Rome is justified and it’s ancient. The architecture is amazing. Its age and scale and beauty is ridiculous. Mind-blowing, in fact. I don’t understand how they did it back then. Our bathroom took almost two months to complete in the year of our Lord 2017 and they made a right fucking fuss about getting the bath upstairs. Two thousand years ago, they were dropping pillars and columns like I spit rhymes. Which isn’t a good analogy as I can only do a poor karaoke version of Ice, Ice Baby. 

Yes, I walked around in constant fear that my handbag would be snatched, but I was so impressed with the city, its patrons could have taken my Marlboro Gold and the extortionately priced tampon it contained as payment for their forefathers’ brilliance.

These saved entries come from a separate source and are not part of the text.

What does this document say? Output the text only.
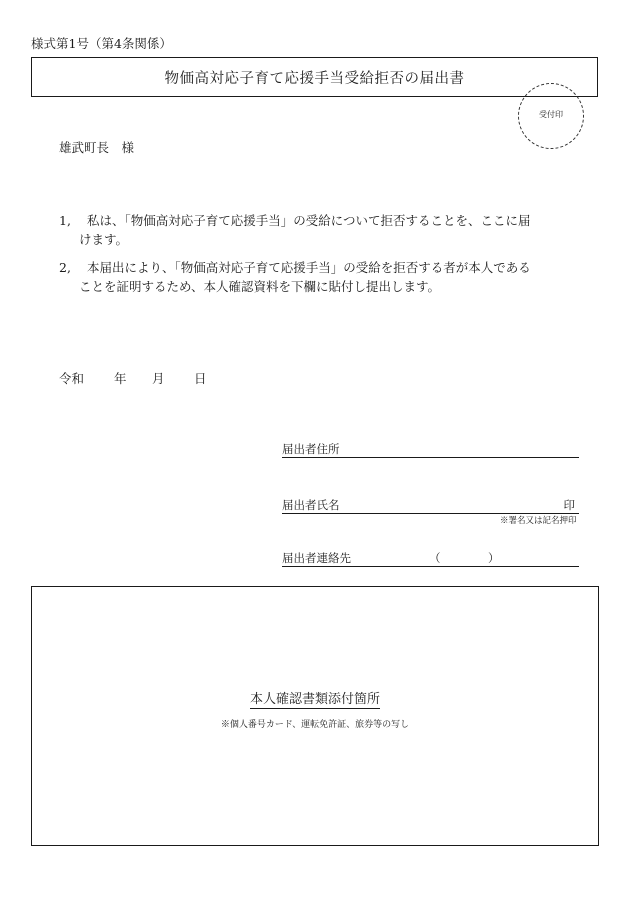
様式第1号（第4条関係）
物価高対応子育て応援手当受給拒否の届出書
受付印
雄武町長　様
1, 私は、「物価高対応子育て応援手当」の受給について拒否することを、ここに届
けます。
2, 本届出により、「物価高対応子育て応援手当」の受給を拒否する者が本人である
ことを証明するため、本人確認資料を下欄に貼付し提出します。
令和 年 月 日
届出者住所
届出者氏名	印
※署名又は記名押印
届出者連絡先	（	）
本人確認書類添付箇所
※個人番号カード、運転免許証、旅券等の写し
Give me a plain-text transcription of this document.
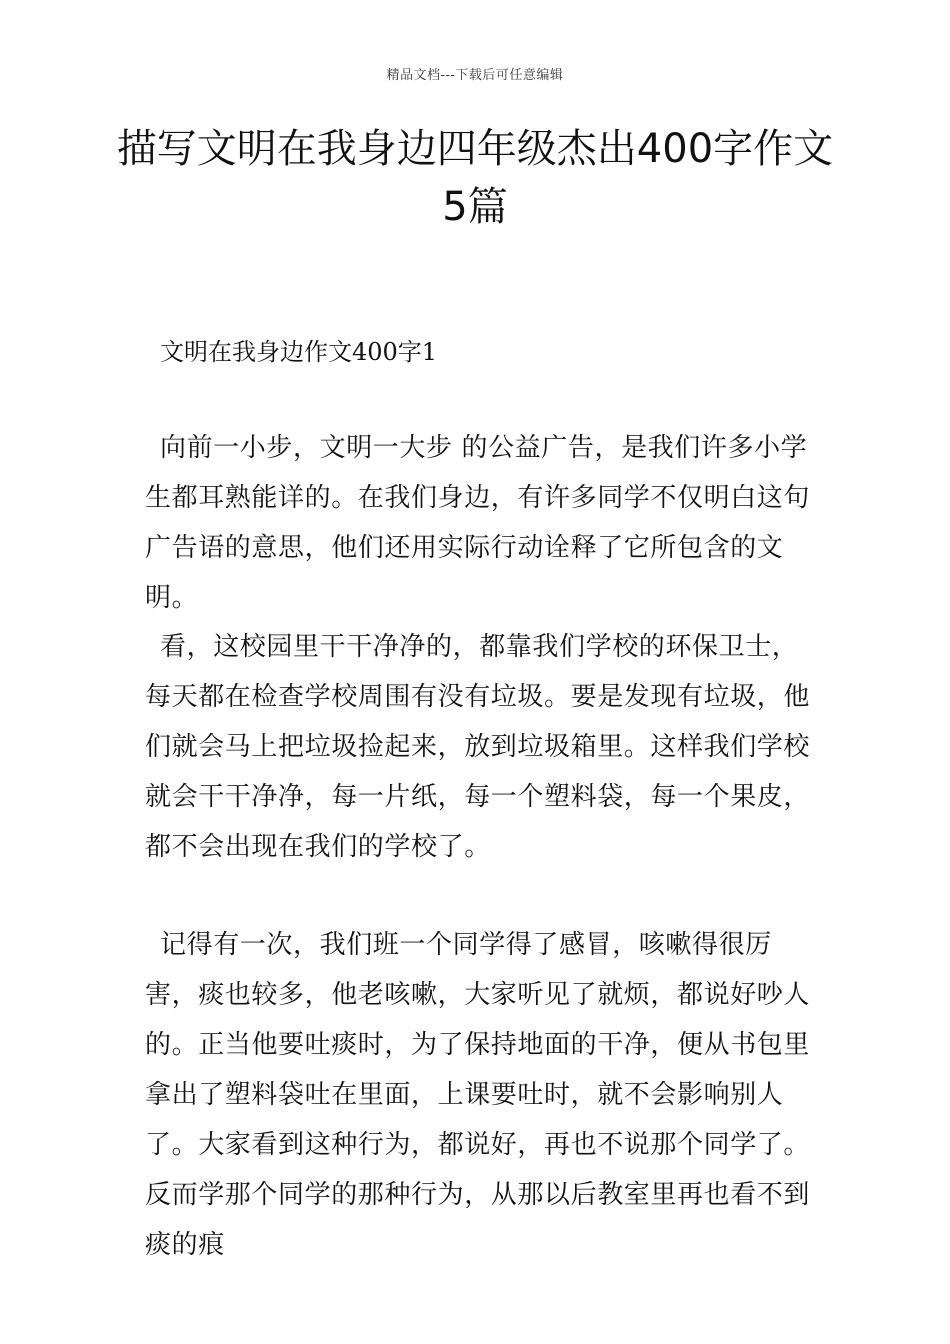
精品文档---下载后可任意编辑
描写文明在我身边四年级杰出400字作文5篇
文明在我身边作文400字1

向前一小步，文明一大步 的公益广告，是我们许多小学生都耳熟能详的。在我们身边，有许多同学不仅明白这句广告语的意思，他们还用实际行动诠释了它所包含的文明。

看，这校园里干干净净的，都靠我们学校的环保卫士，每天都在检查学校周围有没有垃圾。要是发现有垃圾，他们就会马上把垃圾捡起来，放到垃圾箱里。这样我们学校就会干干净净，每一片纸，每一个塑料袋，每一个果皮，都不会出现在我们的学校了。

记得有一次，我们班一个同学得了感冒，咳嗽得很厉害，痰也较多，他老咳嗽，大家听见了就烦，都说好吵人的。正当他要吐痰时，为了保持地面的干净，便从书包里拿出了塑料袋吐在里面，上课要吐时，就不会影响别人了。大家看到这种行为，都说好，再也不说那个同学了。反而学那个同学的那种行为，从那以后教室里再也看不到痰的痕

We spent a lot of time with our mouths open – mine gaping in awe at the age of the buildings, churches, bridges and to pour wine into, while Mr Jus’ gob constantly remained open wide enough to shovel in ice cream, like it was about to be outlawed. He kept calling it gelato, which obviously pissed me off, but I chose not to end our relationship because of it. This time. 

Here’s a photo of us at The Vatican. It’s number 475 in a series of 682 updates I posted to Facebook. It hasn’t even got a filter on it. That’s actually the colour of my face. Ridiculous. 

Yet I’m still sunbathing in the garden now as I type this. I don’t know what’s wrong with me. Let’s move on and review our final restaurant – All’Oro. Here’s another collage:

Now this was more like it. If I’m going to piss money up the wall, this is the kind of bullshit I want to see. We chose the nine course tasting menu, what with being greedy bastards, and I, for one, was reasonably delighted with many of the courses. Here’s what I really liked: the broth-bursting ravioli, the tiniest of tacos, chicken WITH CRISPY SKIN, mash and gravy rocking up, those really cute little brass saucepans, the surprisingly pleasant basil macarons, the giant wine glasses, the salty, cheesy, crispy bruschetta. Here’s what I didn’t like. The pre-dessert presentation for starters. Here’s a reminder of how it came:

It was called ‘Sleeping Beauty’s Apple’. I’m just pleased I didn’t get the mirror’s magnified side because I was already aware that my moustache and beard had started sprouting and didn’t want to look at my whiskers close up while eating. I let it pass, but then the bill arrived. 

Yes, it came stuffed under the middle cushion of a miniature sofa. Mr Jus thought they were “playing with their heritage in a fun, witty way”, but I wasn’t amused. I can’t stand it when my bill arrives in a tobacco tin. Seeing one shoved inside a piece of furniture from Tiny Tears’ living room doesn’t make me want to laugh and clap with appreciation. Especially when I see the bill’s total. It’s a moment for quiet reflection and regret, not a thing to try to jazz up, with a scale model of a DFS couch. 

But, as I said, it wasn’t all sofas and mirrors at All’Oro. I really enjoyed it. Here’s what Mr Jus had to say:

“It had a great interior. Although I don’t know how I felt about the youngsters playing cards. I feel lucky to be able to experience restaurants like that, and when people don’t respect it as a treat, I don’t know why they are even there. It’s rude and crass. The food was really nice, but it’s hard to make a pasta dish really exceptional and beyond what you’ve tasted before. Yes, there’s refinement in the sauce, but a pasta in a local trattoria is of a similar quality and it’s hard to justify the extra cost. The food was gorgeous though, but pasta is pasta… (42 similar paragraphs redacted – I have no idea what sparked this ramble).”

Final score: 27/33

So there we have it. My guide to creating your perfect Italian holiday. Just remember to take your own tampons, ladies and gentlemen. CIAO FOR NOW.